あの永泉様が荒くれ者の集まりをおとなしくさせるとは……
変われば変わるものだ。
それでも人に向かって強く出られぬところは変わっておられぬ。
ふむ……。
今の永泉様なれば、今度こそよき役目を果たして頂けるやもしれぬ。
法会を前に思いがけぬ幸運に巡り会えるとは、これぞ御仏の功徳ぞ。

貴族はすぐに文をしたためて急ぎの使者を右大臣に送り、
返書は間髪入れず届いた。

――最後の好機と心得よ――と。





全身泥まみれの姿で表れた頼久に、
左大臣は驚いた様子を微塵も見せなかった。
予期していたことが起きたまでのこと。
頼久も覚悟の上で任に当たったのだ。

「ただ今戻りました。
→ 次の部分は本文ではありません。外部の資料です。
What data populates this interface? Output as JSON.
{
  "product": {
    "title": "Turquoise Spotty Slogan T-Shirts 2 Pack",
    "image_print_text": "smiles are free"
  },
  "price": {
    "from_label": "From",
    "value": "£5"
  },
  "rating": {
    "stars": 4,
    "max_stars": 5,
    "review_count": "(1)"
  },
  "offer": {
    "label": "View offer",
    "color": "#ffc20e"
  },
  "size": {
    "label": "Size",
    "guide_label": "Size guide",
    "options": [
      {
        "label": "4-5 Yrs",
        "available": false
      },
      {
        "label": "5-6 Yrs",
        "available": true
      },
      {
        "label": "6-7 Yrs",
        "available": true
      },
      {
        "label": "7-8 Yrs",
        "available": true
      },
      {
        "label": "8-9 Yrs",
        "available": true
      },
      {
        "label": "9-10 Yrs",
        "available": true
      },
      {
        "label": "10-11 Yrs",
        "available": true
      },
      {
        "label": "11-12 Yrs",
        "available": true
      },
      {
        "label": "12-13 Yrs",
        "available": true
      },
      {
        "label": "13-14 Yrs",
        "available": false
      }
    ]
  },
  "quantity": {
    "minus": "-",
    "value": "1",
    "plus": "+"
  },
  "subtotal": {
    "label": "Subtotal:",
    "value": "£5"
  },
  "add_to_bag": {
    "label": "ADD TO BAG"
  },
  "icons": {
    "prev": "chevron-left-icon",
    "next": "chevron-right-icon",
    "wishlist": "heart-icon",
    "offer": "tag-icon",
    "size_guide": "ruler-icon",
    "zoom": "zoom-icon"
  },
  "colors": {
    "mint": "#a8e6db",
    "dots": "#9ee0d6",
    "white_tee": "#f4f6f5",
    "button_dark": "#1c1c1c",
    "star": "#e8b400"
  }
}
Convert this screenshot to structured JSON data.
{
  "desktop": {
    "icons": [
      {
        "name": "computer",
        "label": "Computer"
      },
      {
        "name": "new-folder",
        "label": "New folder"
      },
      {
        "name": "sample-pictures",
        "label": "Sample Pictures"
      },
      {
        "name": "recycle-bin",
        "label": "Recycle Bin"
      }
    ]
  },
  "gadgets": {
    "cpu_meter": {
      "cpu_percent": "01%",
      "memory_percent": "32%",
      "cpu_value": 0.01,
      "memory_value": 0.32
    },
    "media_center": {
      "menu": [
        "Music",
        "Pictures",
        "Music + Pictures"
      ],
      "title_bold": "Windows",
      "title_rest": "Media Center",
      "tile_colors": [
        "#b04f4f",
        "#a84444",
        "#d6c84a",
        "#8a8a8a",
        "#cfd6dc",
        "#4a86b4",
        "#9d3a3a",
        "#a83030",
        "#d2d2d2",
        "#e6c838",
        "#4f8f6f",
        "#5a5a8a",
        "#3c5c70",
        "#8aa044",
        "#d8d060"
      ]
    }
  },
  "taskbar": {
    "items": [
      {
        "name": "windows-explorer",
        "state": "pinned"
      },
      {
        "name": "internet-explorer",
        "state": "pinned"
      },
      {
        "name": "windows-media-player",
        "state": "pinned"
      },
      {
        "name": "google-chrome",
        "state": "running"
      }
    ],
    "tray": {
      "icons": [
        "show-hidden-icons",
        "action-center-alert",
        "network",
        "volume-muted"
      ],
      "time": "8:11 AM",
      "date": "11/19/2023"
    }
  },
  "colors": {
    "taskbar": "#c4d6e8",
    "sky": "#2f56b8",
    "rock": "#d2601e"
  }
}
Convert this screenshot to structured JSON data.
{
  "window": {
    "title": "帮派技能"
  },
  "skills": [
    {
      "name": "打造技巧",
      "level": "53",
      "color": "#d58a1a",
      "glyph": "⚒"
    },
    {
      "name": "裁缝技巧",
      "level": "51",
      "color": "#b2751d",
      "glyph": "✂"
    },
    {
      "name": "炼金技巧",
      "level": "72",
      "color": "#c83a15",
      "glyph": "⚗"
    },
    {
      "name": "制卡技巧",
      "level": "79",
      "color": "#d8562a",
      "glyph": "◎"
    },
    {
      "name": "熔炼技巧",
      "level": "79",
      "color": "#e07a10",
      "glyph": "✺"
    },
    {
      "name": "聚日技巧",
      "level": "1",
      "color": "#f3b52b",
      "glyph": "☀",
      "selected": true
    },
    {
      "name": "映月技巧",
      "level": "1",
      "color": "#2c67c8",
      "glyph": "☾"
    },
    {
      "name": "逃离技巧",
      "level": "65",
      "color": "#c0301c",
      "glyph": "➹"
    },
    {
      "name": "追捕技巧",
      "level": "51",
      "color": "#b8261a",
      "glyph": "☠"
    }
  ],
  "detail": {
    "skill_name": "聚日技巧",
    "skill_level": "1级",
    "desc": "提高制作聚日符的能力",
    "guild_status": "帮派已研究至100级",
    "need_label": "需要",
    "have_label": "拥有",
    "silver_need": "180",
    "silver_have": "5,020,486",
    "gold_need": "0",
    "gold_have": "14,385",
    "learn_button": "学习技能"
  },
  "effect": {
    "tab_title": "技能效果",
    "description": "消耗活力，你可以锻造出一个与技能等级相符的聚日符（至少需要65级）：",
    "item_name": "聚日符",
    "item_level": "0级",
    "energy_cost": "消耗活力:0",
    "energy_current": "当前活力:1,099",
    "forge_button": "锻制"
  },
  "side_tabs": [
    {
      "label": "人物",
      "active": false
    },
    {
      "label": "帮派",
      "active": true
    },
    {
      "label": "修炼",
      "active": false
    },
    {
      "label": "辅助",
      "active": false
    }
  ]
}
お見苦しい姿で失礼いたします」
「よい。子細を聞こう」

「行きの道は何ごともなく安倍屋敷に着き、
晴明殿に直接書状をお渡しして左大臣様の御言葉を伝えました。
すると晴明殿は一度席を外し、しばらくして小箱を手に戻られました。
そして、左大臣様の依頼は承諾したと仰って、私に小箱を託されました。
しかしその小箱は土御門に着いても決して開けてはならず、
そのまま安倍屋敷に戻すようにとのこと。
そして、途中で何者かに襲われることがあったなら、
その者達におとなしく渡すように、との仰せでした」

「ほう、箱に仕掛けを施されたか。
さすが晴明殿、面白きことを思いつかれたものよ。
しかし頼久、晴明殿にはおとなしく渡せ、と言われたはず。
帰途に賊と遭遇したようだが、その姿からすると、
小箱を守り抜いて戻ったのではないか」

頼久はがばっと平伏した。
「左大臣様へお届けするべき物を、おとなしく差し出すなどできず……
………しばし剣を交えた後、敵の足元に落として参りました。
命に背いた上は、この頼久、いかなる処罰も受ける覚悟にございます!」

左大臣は抑えきれずに笑い声をもらした。
安倍屋敷への往路で襲われることがあったなら、
書状は奪われてかまわないと、左大臣もまた頼久に命じていたのだ。

「顔を上げよ、頼久。
いやしくも源の武士たるものが、脅しに屈して懐中物を素直に差し出したなら、
かえって疑われるではないか。
お前はそれでよい。我が使いとして上々の働きであった」

「はっ!! 寛大な御言葉、痛み入ります」
頼久は深々と一礼すると、雨闇の庭に去った。





左大弁に宛てた文には「最後の好機」と書いて送ったものの、
右大臣はさして期待はしていなかった。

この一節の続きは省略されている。